Sekilas tentang pengamatan saya bahwa tak sedikit sekolah yang lebih mengutamakan untuk menanamkan cara berkognitif yang baik dibanding menanamkan sikap mental, cara beretika dan berperilaku yang baik kepada para siswanya. Mereka lebih berbangga hati jika ada siswanya yang menjadi juara cerdas cermat/pidato dibandingkan dengan siswanya yang beretika baik terhadap lingkungannya. Tidak ada maksud sedikitpun untuk memojokkan sekolah, karena sekolah hanyalah sebuah sarana atau media, hanya saja device /tool pada sekolah tersebut hendaknya untuk selalu diingatkan bahwa sistem pendidikan yang ada harus selalu dikaji ulang, penajaman otak kanan tak kalah penting dengan penajaman otak kiri, pemahaman etika, sopan santun dan sikap mental yang baik tak kalah penting dengan sekedar pintar dalam berhitung atau pintar dalam berbahasa asing, pengalokasian dana BOS dari pemerintah juga harus tepat sasaran sehingga tak ada dana-dana gaib lain yang di tujukan kepada siswanya. Harapan terbesar dari peringatan HARDIKNAS tersebut adalah agar Pendidikan Seramai Sekolahan.

1 komentar:

  1. jika dikaji judul artikelnya sangat mengena dengan bahasa filosofi pada garis psokolog pemikiran yang cerdas, benar sahabat saya juga merasakannya dan kita pernah mengalamai hal itu pada masa-masa kita sekolah yang suasananya indah untuk belajar namun diiringi lingkungan yang begitu banyak pada efek negatif pada sisi kecerdasan yang kurang, sebaliknya kecerdasan yang ada menjadikan peringkat lebih maju, sebaliknya keterbelakangan kecersasan semakin tidakjelas dan tidak ada penganan bagaimana menyeimbangkan keharmonisan agar semuanya menjadi semangat untuk belajar.

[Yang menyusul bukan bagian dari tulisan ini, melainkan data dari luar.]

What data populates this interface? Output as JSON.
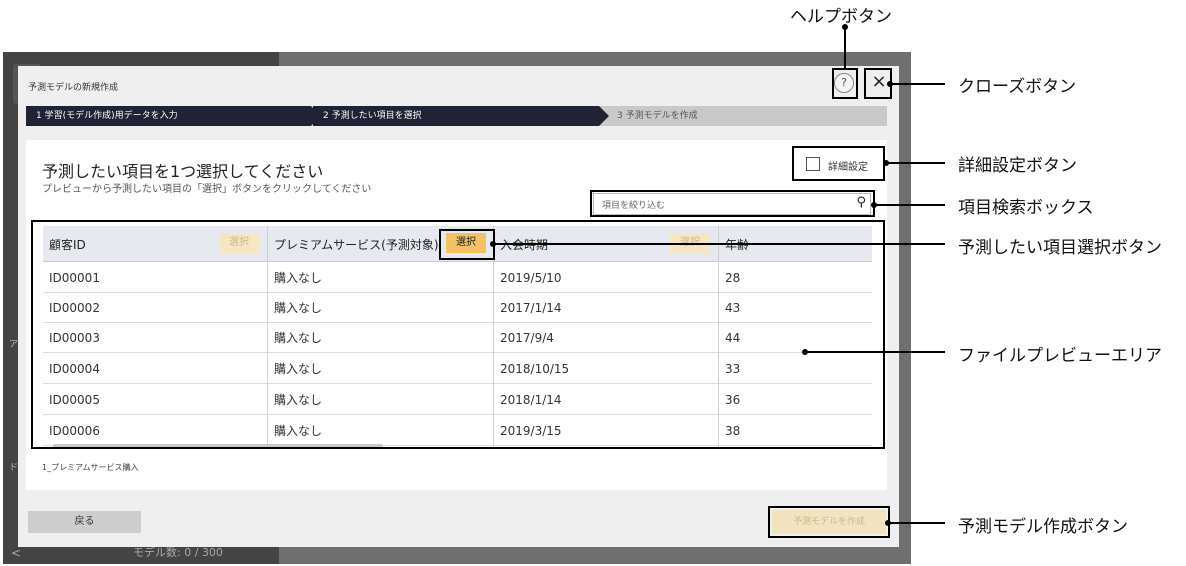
{
  "background": {
    "side_labels": [
      "ア",
      "ド"
    ],
    "model_count": "モデル数: 0 / 300",
    "back_glyph": "<"
  },
  "dialog": {
    "title": "予測モデルの新規作成",
    "help_glyph": "?",
    "close_glyph": "×"
  },
  "steps": [
    {
      "label": "1 学習(モデル作成)用データを入力",
      "state": "done"
    },
    {
      "label": "2 予測したい項目を選択",
      "state": "active"
    },
    {
      "label": "3 予測モデルを作成",
      "state": "pending"
    }
  ],
  "content": {
    "heading": "予測したい項目を1つ選択してください",
    "subheading": "プレビューから予測したい項目の「選択」ボタンをクリックしてください",
    "advanced_label": "詳細設定",
    "search_placeholder": "項目を絞り込む"
  },
  "table": {
    "columns": [
      {
        "label": "顧客ID",
        "select": "選択",
        "selected": false
      },
      {
        "label": "プレミアムサービス(予測対象)",
        "select": "選択",
        "selected": true
      },
      {
        "label": "入会時期",
        "select": "選択",
        "selected": false
      },
      {
        "label": "年齢",
        "select": "",
        "selected": false
      }
    ],
    "rows": [
      [
        "ID00001",
        "購入なし",
        "2019/5/10",
        "28"
      ],
      [
        "ID00002",
        "購入なし",
        "2017/1/14",
        "43"
      ],
      [
        "ID00003",
        "購入なし",
        "2017/9/4",
        "44"
      ],
      [
        "ID00004",
        "購入なし",
        "2018/10/15",
        "33"
      ],
      [
        "ID00005",
        "購入なし",
        "2018/1/14",
        "36"
      ],
      [
        "ID00006",
        "購入なし",
        "2019/3/15",
        "38"
      ]
    ]
  },
  "file_name": "1_プレミアムサービス購入",
  "footer": {
    "back_label": "戻る",
    "create_label": "予測モデルを作成"
  },
  "annotations": {
    "help": "ヘルプボタン",
    "close": "クローズボタン",
    "advanced": "詳細設定ボタン",
    "search": "項目検索ボックス",
    "select": "予測したい項目選択ボタン",
    "preview": "ファイルプレビューエリア",
    "create": "予測モデル作成ボタン"
  }
}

    Semakin banyaknya minat masyarakat yang ingin menyekolahkan anaknya dengan alasan-alasan yang berbeda, kstabilan pemikiran jelas agar anaknya pintar dan berkembang lebih dewasa untuk masa depannya, dan ada juga sebagai alasan ijazah untuk bekerja, seharusnya pemerintah bisa mengaca keadaan ini jika minat itu banyak maka perubahan management pun hendak dikembangkan sebaik mungkin, sehingga efek positif pada siswa atau pelajar tidak sia-sia. Pengeolaan pendidikan indonesia sepertinya tidak sebaik kemajuan pendidikan pada pendidikan luar negri, contoh kita lihat negara terdekat saja contoh malaysa dan jepang, mengenai malaysa pendiidkan yang memfokuskan pendiidkal awal dengan pondasi keagamaan yang kental hingga dibarengi pendidikan lokal umum pemerintah, sehingga penangkapan cara pandang otak pelajar mudah memahami hal baru untuk maju, kedispilinan pun tidak lepas dari semua itu. jika jepang memfokuskan cukup pada pendiidkan yang terukur dengan sistematis satu study sampai keperguruan tinggi, sehingga tidak heran mereka memiliki kemajuan pesat. sedangkan kita terikat dengan management pendidikan yang itu-itu saja, mungkin banyak bila saya jelaskan, sebaiknya perubahan segera dibuat dan dimusyawarahkan pada DPR dan MPR, buat apa departemen tinggi tersebut dibuat tanpa ada kejelasan yang jelas, rapat apa setiap hari dan bulannya yang mereka lakukan, tidak sedikit juga anggota dewan pemerintahan yang mengundurkan diri sebab ketidak setujuan dengan sogokan, karena yang ada pada forum atau musyawarah besar itu harus setuju dan mengikuti saja, jelasa ini akan vakum namun berjalan prekonomian mereka.

    mengenai pengamatan anda pada bait terakhir saya setuju, karena itulah yang terjadi saat ini, karena kecerdasan tidak diseimbangkan dengan bagaimana siswa menguatkan kecerdasannya dengan moral dan pendidikan lingkungan. Pendidikan di Indonesia perlu banyak pembenahan jika ingin kemajuan dna cita-cita diinginkan oleh bangsa ini. terimakasih sahabat hanya ini yang bisa saya komentari, mohon maaf kesalahan atau kekurangan saya dalam memandang permasalahan pada pembahasan pendidikan.